Independence

Probability Theory
independence
mutual-independence
pairwise
Events and variables that do not inform each other, and the distinction between pairwise and mutual independence
Published

April 17, 2026

Introduction

Two events are independent when knowing that one occurred tells you nothing about whether the other will. Independence is the property that makes simulation tractable, factorises joint distributions, and underlies the iid assumption of almost every classical statistical method. It is also one of the most commonly mis-stated concepts: independent is not the same as disjoint, and pairwise independence does not imply joint independence.

Prerequisites

Basic probability, conditional probability, and the product rule.

Theory

Two events \(A\) and \(B\) are independent if

\[P(A \cap B) = P(A) \, P(B).\]

Equivalently, when \(P(B) > 0\): \(P(A \mid B) = P(A)\). Knowing \(B\) does not update the probability of \(A\).

For \(n\) events \(A_1, \ldots, A_n\), two levels of independence exist:

  • Pairwise independence: \(P(A_i \cap A_j) = P(A_i) P(A_j)\) for every \(i \neq j\).
  • Mutual independence: every subset factorises. \(P(A_{i_1} \cap \ldots \cap A_{i_k}) = \prod_{j=1}^k P(A_{i_j})\) for every subset.

Mutual is strictly stronger: it is possible for three events to be pairwise independent yet not mutually independent (Bernstein’s example).

For random variables \(X\) and \(Y\):

\[X \perp Y \iff F_{XY}(x, y) = F_X(x) F_Y(y) \quad \forall x, y,\]

or equivalently (when densities exist) \(f_{XY}(x, y) = f_X(x) f_Y(y)\).
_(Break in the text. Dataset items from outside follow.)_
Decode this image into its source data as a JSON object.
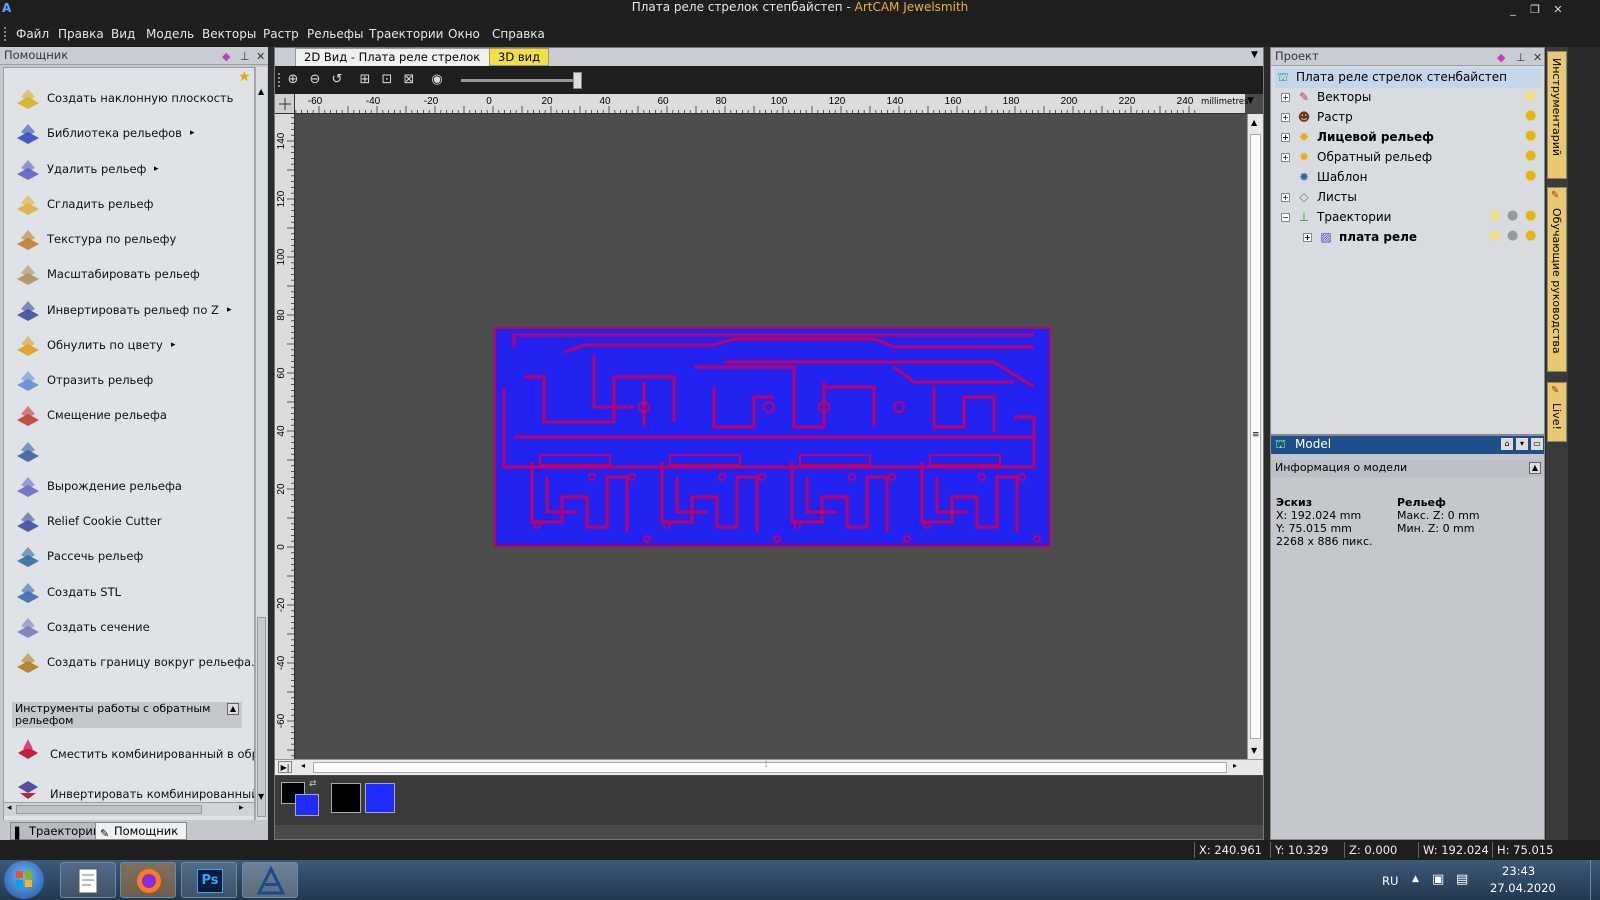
{
  "window": {
    "title_doc": "Плата реле стрелок степбайстеп",
    "title_sep": " - ",
    "title_app": "ArtCAM Jewelsmith",
    "minimize": "_",
    "restore": "❐",
    "close": "✕"
  },
  "menu": [
    "Файл",
    "Правка",
    "Вид",
    "Модель",
    "Векторы",
    "Растр",
    "Рельефы",
    "Траектории",
    "Окно",
    "Справка"
  ],
  "helper": {
    "title": "Помощник",
    "tools": [
      {
        "label": "Создать наклонную плоскость",
        "arrow": "",
        "icon": "slope-plane-icon"
      },
      {
        "label": "Библиотека рельефов",
        "arrow": "▸",
        "icon": "relief-library-icon"
      },
      {
        "label": "Удалить рельеф",
        "arrow": "▸",
        "icon": "delete-relief-icon"
      },
      {
        "label": "Сгладить рельеф",
        "arrow": "",
        "icon": "smooth-relief-icon"
      },
      {
        "label": "Текстура по рельефу",
        "arrow": "",
        "icon": "texture-relief-icon"
      },
      {
        "label": "Масштабировать рельеф",
        "arrow": "",
        "icon": "scale-relief-icon"
      },
      {
        "label": "Инвертировать рельеф по Z",
        "arrow": "▸",
        "icon": "invert-relief-icon"
      },
      {
        "label": "Обнулить по цвету",
        "arrow": "▸",
        "icon": "zero-by-color-icon"
      },
      {
        "label": "Отразить рельеф",
        "arrow": "",
        "icon": "mirror-relief-icon"
      },
      {
        "label": "Смещение рельефа",
        "arrow": "",
        "icon": "offset-relief-icon"
      },
      {
        "label": "",
        "arrow": "",
        "icon": "relief-tool-icon"
      },
      {
        "label": "Вырождение рельефа",
        "arrow": "",
        "icon": "degenerate-relief-icon"
      },
      {
        "label": "Relief Cookie Cutter",
        "arrow": "",
        "icon": "cookie-cutter-icon"
      },
      {
        "label": "Рассечь рельеф",
        "arrow": "",
        "icon": "split-relief-icon"
      },
      {
        "label": "Создать STL",
        "arrow": "",
        "icon": "stl-icon"
      },
      {
        "label": "Создать сечение",
        "arrow": "",
        "icon": "section-icon"
      },
      {
        "label": "Создать границу вокруг рельефа...",
        "arrow": "",
        "icon": "border-relief-icon"
      }
    ],
    "section_title": "Инструменты работы с обратным рельефом",
    "back_tools": [
      {
        "label": "Сместить комбинированный в обратный",
        "icon": "shift-combined-icon"
      },
      {
        "label": "Инвертировать комбинированный в обра...",
        "icon": "invert-combined-icon"
      }
    ],
    "tabs": [
      "Траектории",
      "Помощник"
    ]
  },
  "document": {
    "tab_2d": "2D Вид - Плата реле стрелок",
    "tab_3d": "3D вид",
    "ruler_units": "millimetres",
    "h_ticks": [
      "-60",
      "-40",
      "-20",
      "0",
      "20",
      "40",
      "60",
      "80",
      "100",
      "120",
      "140",
      "160",
      "180",
      "200",
      "220",
      "240"
    ],
    "v_ticks": [
      "140",
      "120",
      "100",
      "80",
      "60",
      "40",
      "20",
      "0",
      "-20",
      "-40",
      "-60"
    ]
  },
  "colors": {
    "primary": "#000000",
    "secondary": "#1f2bff",
    "palette": [
      "#000000",
      "#1f2bff"
    ],
    "pcb_background": "#2121f0",
    "pcb_traces": "#c0006a"
  },
  "project": {
    "title": "Проект",
    "root": "Плата реле стрелок стенбайстеп",
    "items": [
      {
        "label": "Векторы",
        "bold": false
      },
      {
        "label": "Растр",
        "bold": false
      },
      {
        "label": "Лицевой рельеф",
        "bold": true
      },
      {
        "label": "Обратный рельеф",
        "bold": false
      },
      {
        "label": "Шаблон",
        "bold": false
      },
      {
        "label": "Листы",
        "bold": false
      },
      {
        "label": "Траектории",
        "bold": false
      },
      {
        "label": "плата реле",
        "bold": true
      }
    ]
  },
  "model": {
    "title": "Model",
    "info_title": "Информация о модели",
    "sketch_label": "Эскиз",
    "sketch_x": "X: 192.024 mm",
    "sketch_y": "Y: 75.015 mm",
    "sketch_px": "2268 x 886 пикс.",
    "relief_label": "Рельеф",
    "relief_max": "Макс. Z: 0 mm",
    "relief_min": "Мин. Z: 0 mm"
  },
  "side_tabs": [
    "Инструментарий",
    "Обучающие руководства",
    "Live!"
  ],
  "status": {
    "x": "X: 240.961",
    "y": "Y: 10.329",
    "z": "Z: 0.000",
    "w": "W: 192.024",
    "h": "H: 75.015"
  },
  "taskbar": {
    "lang": "RU",
    "time": "23:43",
    "date": "27.04.2020",
    "apps": [
      "notepad-app",
      "firefox-app",
      "photoshop-app",
      "artcam-app"
    ],
    "ps_label": "Ps"
  }
}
Independence vs. uncorrelatedness. Independence implies zero correlation, but not vice versa: \(X\) and \(X^2\) for \(X \sim \mathcal{N}(0, 1)\) are uncorrelated yet functionally dependent.

Assumptions

None beyond the probability space being well-defined.

R Implementation

set.seed(2026)

# Two independent Bernoulli trials
n <- 1e5
A <- rbinom(n, 1, 0.3)
B <- rbinom(n, 1, 0.6)

# Check: P(A and B) ≈ P(A) * P(B)
c(joint = mean(A == 1 & B == 1),
  product = mean(A == 1) * mean(B == 1))

# Dependence: construct two correlated Bernoullis
C <- ifelse(A == 1, rbinom(n, 1, 0.9), rbinom(n, 1, 0.2))
c(joint = mean(A == 1 & C == 1),
  product = mean(A == 1) * mean(C == 1))

# Uncorrelated but dependent example
X <- rnorm(n)
Y <- X^2
c(correlation = cor(X, Y),
  joint_factorises = abs(mean(X < 0 & Y > 2) -
                          mean(X < 0) * mean(Y > 2)))

Output & Results

  joint  product
 0.1801   0.1800

  joint  product
 0.2714   0.1798

correlation joint_factorises
     0.0028           0.1589

First pair is independent (joint equals product). Second pair is dependent (joint much larger than product). Third shows zero correlation with clearly non-zero deviation from factorisation.

Interpretation

In study design, independence is usually a design property: separate random assignments ensure treatment is independent of unmeasured confounders; random selection ensures the sample is independent of other observable sources. When the design does not guarantee independence (clustered data, repeated measures), the statistical model must account for it.

Practical Tips

  • Independence is a property of a particular probability measure \(P\). Two events can be independent under one distribution and dependent under another.
  • Pairwise-but-not-mutual independence is rare in applied settings but matters in cryptography and combinatorial probability.
  • “iid” (independent and identically distributed) is the default assumption of most statistical methods; violations require mixed-effects models, GEE, or time-series methods.
  • Use simulation to check independence when analytical factorisation is cumbersome; the deviation from \(P(A)P(B)\) quantifies the dependence.
  • For continuous variables, a formal independence test is available via distance correlation (energy::dcor).